While Tampa would receive no new hires during the 2020-21 academic year, St. Pete and Sarasota-Manatee could make a total of 64 new hires, according to the report. This would require about $28.91 million of spending.
“When you see the type of numbers they’re talking about in faculty growth, that’s opportunity for enhanced research and research dollars and maintaining our preeminent status,” trustee Byron Shinn, a Bradenton-based businessman, said. “This, I felt, was very empowering.”
Even considering the importance of campus identity, one thing must be changed to be uniform: general education requirements.
The report suggests that “faculty leadership” is appointed to “oversee the transition to a consolidated gen ed curriculum.” Though no clues were given as to how these requirements will change from their current state on each campus.

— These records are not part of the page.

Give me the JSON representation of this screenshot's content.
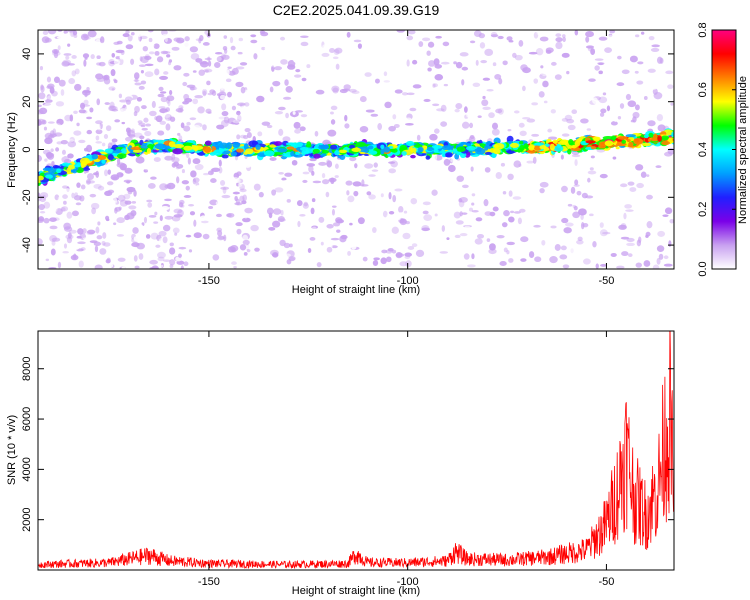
{
  "title": "C2E2.2025.041.09.39.G19",
  "chart_data": [
    {
      "type": "heatmap",
      "xlabel": "Height of straight line (km)",
      "ylabel": "Frequency (Hz)",
      "xlim": [
        -193,
        -33
      ],
      "ylim": [
        -50,
        50
      ],
      "x_ticks": [
        -150,
        -100,
        -50
      ],
      "y_ticks": [
        -40,
        -20,
        0,
        20,
        40
      ],
      "colorbar": {
        "label": "Normalized spectral amplitude",
        "range": [
          0,
          0.8
        ],
        "ticks": [
          0,
          0.2,
          0.4,
          0.6,
          0.8
        ],
        "colors": [
          "#ffffff",
          "#c8a0f0",
          "#7a00e8",
          "#2020ff",
          "#00a0ff",
          "#00ffff",
          "#00ff00",
          "#ffff00",
          "#ff8000",
          "#ff0000",
          "#ff0080"
        ]
      },
      "ridge": {
        "x": [
          -193,
          -180,
          -170,
          -160,
          -150,
          -120,
          -100,
          -80,
          -60,
          -50,
          -33
        ],
        "freq": [
          -12,
          -5,
          0,
          2,
          0,
          0,
          0,
          0.5,
          1.5,
          3,
          5
        ]
      }
    },
    {
      "type": "line",
      "xlabel": "Height of straight line (km)",
      "ylabel": "SNR (10 * v/v)",
      "xlim": [
        -193,
        -33
      ],
      "ylim": [
        0,
        9500
      ],
      "x_ticks": [
        -150,
        -100,
        -50
      ],
      "y_ticks": [
        2000,
        4000,
        6000,
        8000
      ],
      "series_color": "#ff0000",
      "profile": {
        "x": [
          -193,
          -175,
          -165,
          -160,
          -150,
          -130,
          -115,
          -113,
          -110,
          -100,
          -90,
          -88,
          -85,
          -75,
          -65,
          -55,
          -50,
          -47,
          -45,
          -43,
          -40,
          -37,
          -35,
          -34,
          -33
        ],
        "y": [
          300,
          400,
          800,
          500,
          350,
          300,
          350,
          900,
          400,
          400,
          500,
          1000,
          600,
          550,
          700,
          1100,
          2500,
          4500,
          6500,
          4000,
          3000,
          4500,
          7500,
          8500,
          4000
        ]
      }
    }
  ]
}
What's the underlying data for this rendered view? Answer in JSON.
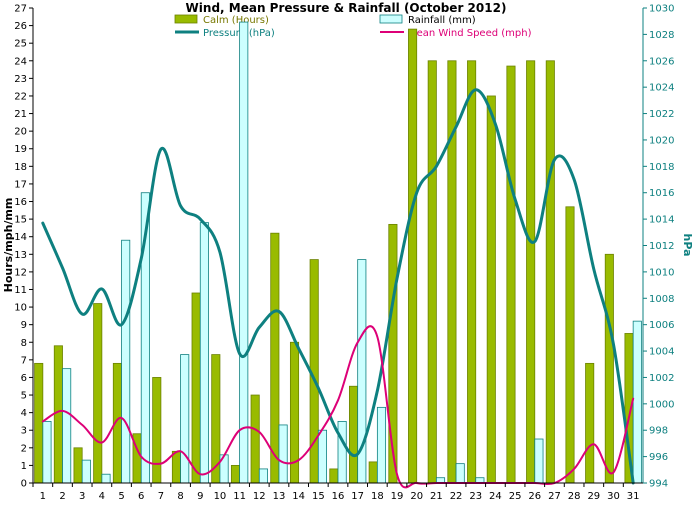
{
  "chart_data": {
    "type": "bar",
    "title": "Wind, Mean Pressure & Rainfall (October 2012)",
    "ylabel": "Hours/mph/mm",
    "ylabel_right": "hPa",
    "ylim": [
      0,
      27
    ],
    "ylim_right": [
      994,
      1030
    ],
    "grid": false,
    "legend_position": "top",
    "categories": [
      "1",
      "2",
      "3",
      "4",
      "5",
      "6",
      "7",
      "8",
      "9",
      "10",
      "11",
      "12",
      "13",
      "14",
      "15",
      "16",
      "17",
      "18",
      "19",
      "20",
      "21",
      "22",
      "23",
      "24",
      "25",
      "26",
      "27",
      "28",
      "29",
      "30",
      "31"
    ],
    "series": [
      {
        "name": "Calm (Hours)",
        "kind": "bar",
        "axis": "left",
        "color": "#99bb00",
        "values": [
          6.8,
          7.8,
          2.0,
          10.2,
          6.8,
          2.8,
          6.0,
          1.8,
          10.8,
          7.3,
          1.0,
          5.0,
          14.2,
          8.0,
          12.7,
          0.8,
          5.5,
          1.2,
          14.7,
          25.8,
          24.0,
          24.0,
          24.0,
          22.0,
          23.7,
          24.0,
          24.0,
          15.7,
          6.8,
          13.0,
          8.5
        ]
      },
      {
        "name": "Rainfall (mm)",
        "kind": "bar",
        "axis": "left",
        "color": "#ccffff",
        "values": [
          3.5,
          6.5,
          1.3,
          0.5,
          13.8,
          16.5,
          0.0,
          7.3,
          14.8,
          1.6,
          26.2,
          0.8,
          3.3,
          0.0,
          3.0,
          3.5,
          12.7,
          4.3,
          0.0,
          0.0,
          0.3,
          1.1,
          0.3,
          0.0,
          0.0,
          2.5,
          0.0,
          0.0,
          0.0,
          0.0,
          9.2
        ]
      },
      {
        "name": "Pressure (hPa)",
        "kind": "line",
        "axis": "right",
        "color": "#0e8080",
        "values": [
          1013.7,
          1010.3,
          1006.8,
          1008.7,
          1006.0,
          1011.0,
          1019.3,
          1015.0,
          1014.0,
          1011.5,
          1003.8,
          1005.8,
          1007.0,
          1004.2,
          1001.2,
          997.8,
          996.2,
          1001.0,
          1009.5,
          1016.0,
          1018.0,
          1021.0,
          1023.8,
          1021.2,
          1015.5,
          1012.3,
          1018.5,
          1017.0,
          1010.2,
          1004.5,
          994.0
        ]
      },
      {
        "name": "Mean Wind Speed (mph)",
        "kind": "line",
        "axis": "left",
        "color": "#dd0077",
        "values": [
          3.5,
          4.1,
          3.3,
          2.3,
          3.7,
          1.5,
          1.1,
          1.8,
          0.5,
          1.2,
          3.0,
          2.9,
          1.3,
          1.3,
          2.7,
          4.7,
          8.0,
          8.3,
          0.5,
          0.0,
          0.0,
          0.0,
          0.0,
          0.0,
          0.0,
          0.0,
          0.0,
          0.8,
          2.2,
          0.6,
          4.8
        ]
      }
    ],
    "left_ticks": [
      "0",
      "1",
      "2",
      "3",
      "4",
      "5",
      "6",
      "7",
      "8",
      "9",
      "10",
      "11",
      "12",
      "13",
      "14",
      "15",
      "16",
      "17",
      "18",
      "19",
      "20",
      "21",
      "22",
      "23",
      "24",
      "25",
      "26",
      "27"
    ],
    "right_ticks": [
      "994",
      "996",
      "998",
      "1000",
      "1002",
      "1004",
      "1006",
      "1008",
      "1010",
      "1012",
      "1014",
      "1016",
      "1018",
      "1020",
      "1022",
      "1024",
      "1026",
      "1028",
      "1030"
    ]
  }
}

Another change proposed sets its sight on Student Government (SG).
The task force recommended a “system-level SGA” with “alternating campus officer representation.” This may play out with a single student body president on a particular campus, with the position shifting campuses ever year.

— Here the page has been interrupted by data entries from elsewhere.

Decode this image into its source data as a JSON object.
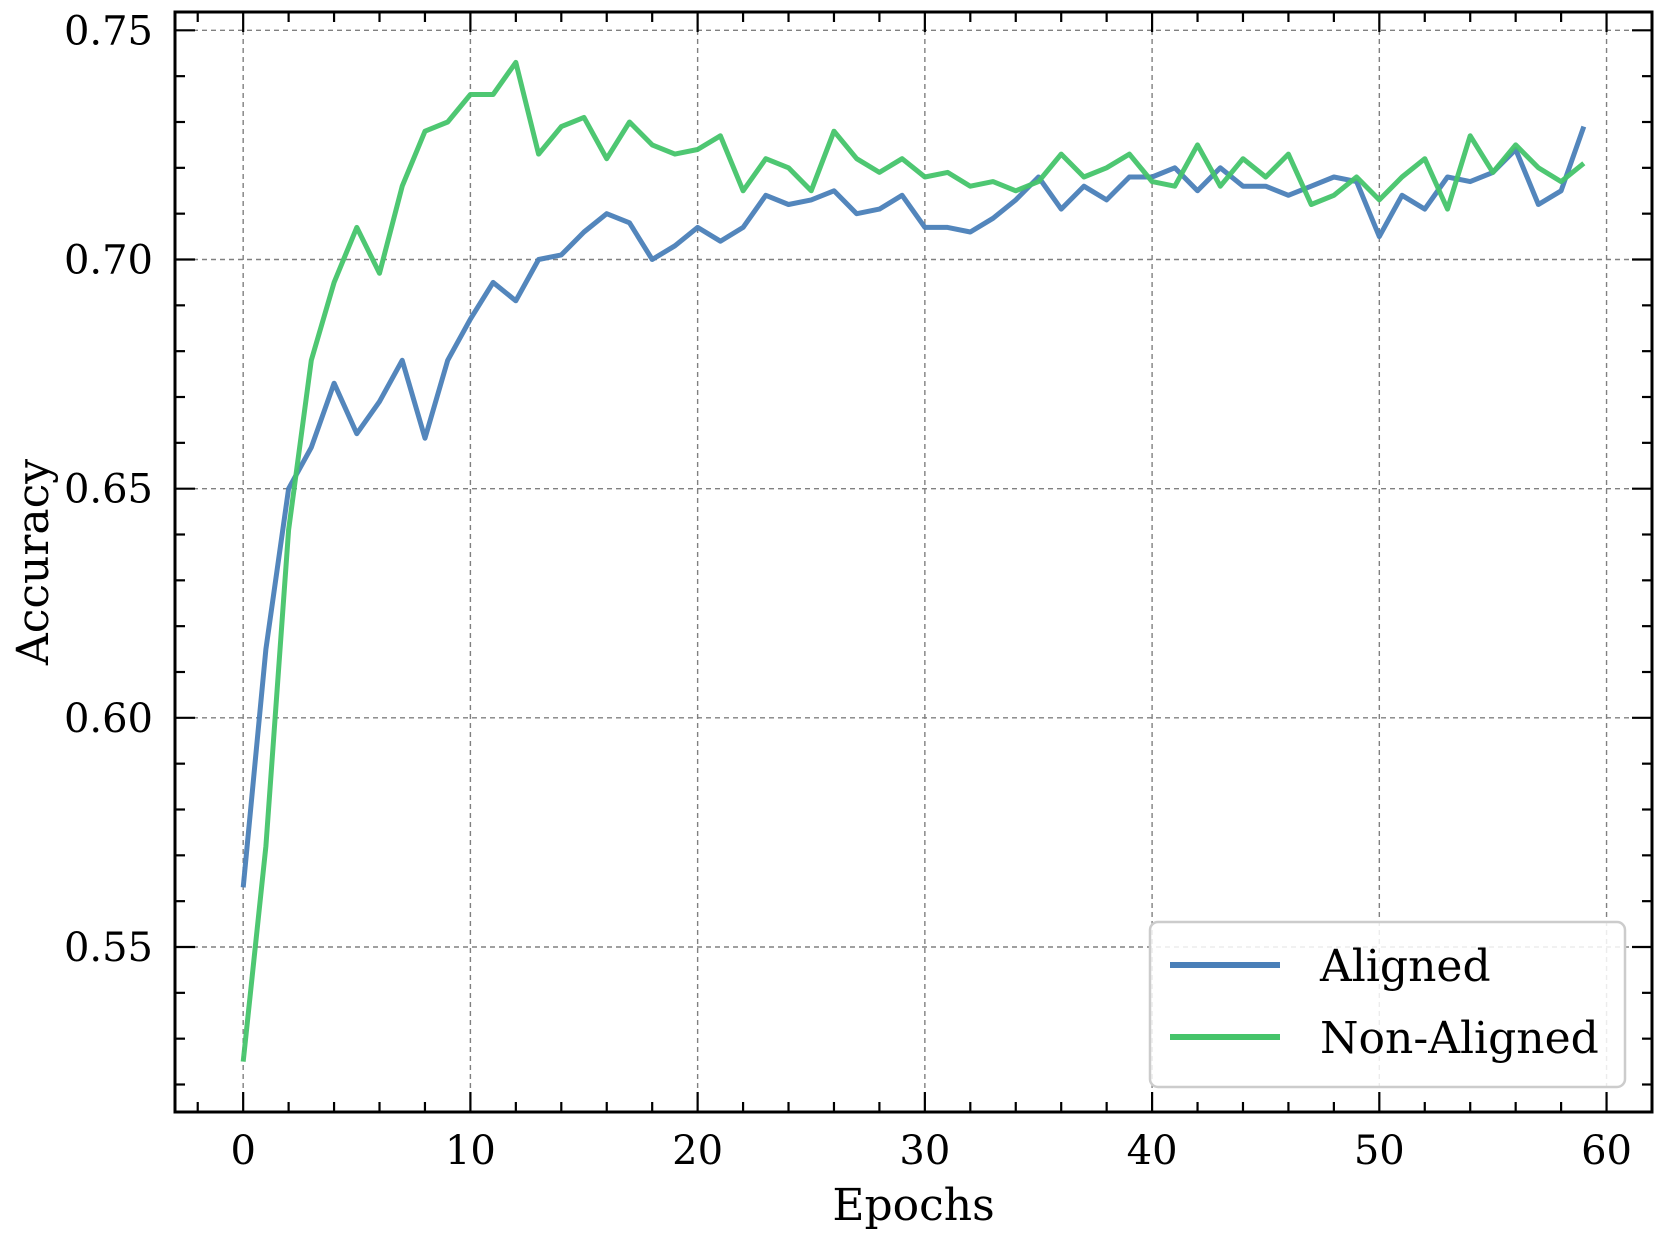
{
  "chart_data": {
    "type": "line",
    "title": "",
    "xlabel": "Epochs",
    "ylabel": "Accuracy",
    "xlim": [
      -3,
      62
    ],
    "ylim": [
      0.514,
      0.754
    ],
    "x_ticks": [
      0,
      10,
      20,
      30,
      40,
      50,
      60
    ],
    "x_tick_labels": [
      "0",
      "10",
      "20",
      "30",
      "40",
      "50",
      "60"
    ],
    "y_ticks": [
      0.55,
      0.6,
      0.65,
      0.7,
      0.75
    ],
    "y_tick_labels": [
      "0.55",
      "0.60",
      "0.65",
      "0.70",
      "0.75"
    ],
    "grid": true,
    "legend_position": "bottom-right",
    "x": [
      0,
      1,
      2,
      3,
      4,
      5,
      6,
      7,
      8,
      9,
      10,
      11,
      12,
      13,
      14,
      15,
      16,
      17,
      18,
      19,
      20,
      21,
      22,
      23,
      24,
      25,
      26,
      27,
      28,
      29,
      30,
      31,
      32,
      33,
      34,
      35,
      36,
      37,
      38,
      39,
      40,
      41,
      42,
      43,
      44,
      45,
      46,
      47,
      48,
      49,
      50,
      51,
      52,
      53,
      54,
      55,
      56,
      57,
      58,
      59
    ],
    "series": [
      {
        "name": "Aligned",
        "color": "#4a7fb8",
        "values": [
          0.563,
          0.615,
          0.65,
          0.659,
          0.673,
          0.662,
          0.669,
          0.678,
          0.661,
          0.678,
          0.687,
          0.695,
          0.691,
          0.7,
          0.701,
          0.706,
          0.71,
          0.708,
          0.7,
          0.703,
          0.707,
          0.704,
          0.707,
          0.714,
          0.712,
          0.713,
          0.715,
          0.71,
          0.711,
          0.714,
          0.707,
          0.707,
          0.706,
          0.709,
          0.713,
          0.718,
          0.711,
          0.716,
          0.713,
          0.718,
          0.718,
          0.72,
          0.715,
          0.72,
          0.716,
          0.716,
          0.714,
          0.716,
          0.718,
          0.717,
          0.705,
          0.714,
          0.711,
          0.718,
          0.717,
          0.719,
          0.724,
          0.712,
          0.715,
          0.729
        ]
      },
      {
        "name": "Non-Aligned",
        "color": "#45c46a",
        "values": [
          0.525,
          0.572,
          0.641,
          0.678,
          0.695,
          0.707,
          0.697,
          0.716,
          0.728,
          0.73,
          0.736,
          0.736,
          0.743,
          0.723,
          0.729,
          0.731,
          0.722,
          0.73,
          0.725,
          0.723,
          0.724,
          0.727,
          0.715,
          0.722,
          0.72,
          0.715,
          0.728,
          0.722,
          0.719,
          0.722,
          0.718,
          0.719,
          0.716,
          0.717,
          0.715,
          0.717,
          0.723,
          0.718,
          0.72,
          0.723,
          0.717,
          0.716,
          0.725,
          0.716,
          0.722,
          0.718,
          0.723,
          0.712,
          0.714,
          0.718,
          0.713,
          0.718,
          0.722,
          0.711,
          0.727,
          0.719,
          0.725,
          0.72,
          0.717,
          0.721
        ]
      }
    ]
  }
}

The report does propose developing a process in which “student leaders” can assess and change the structure after two years.
Toward the end of the meeting, there was a brief protest by three members of Students for a Democratic Society, unrelated to consolidation itself.
Instead, the protesters were holding up signs imploring USF administration to “stop taking Trump’s side” and protect undocumented students. After a loud outburst by the group, they were forcefully removed from the room by University Police and the meeting continued.
Although the drama interrupted the meeting’s progress momentarily, it’s now the BOT’s turn to take the reins and help USF progress toward the goal. It must now adopt what it views as the best plan that will ultimately be submitted to the BOG.
During the meeting, trustee Jordan Zimmerman bluntly asked if the task force’s recommendation would be approved by the Legislature.
“Make no mistake, we’re going to have to mobilize like that’s never been done in the past,” Griffin said.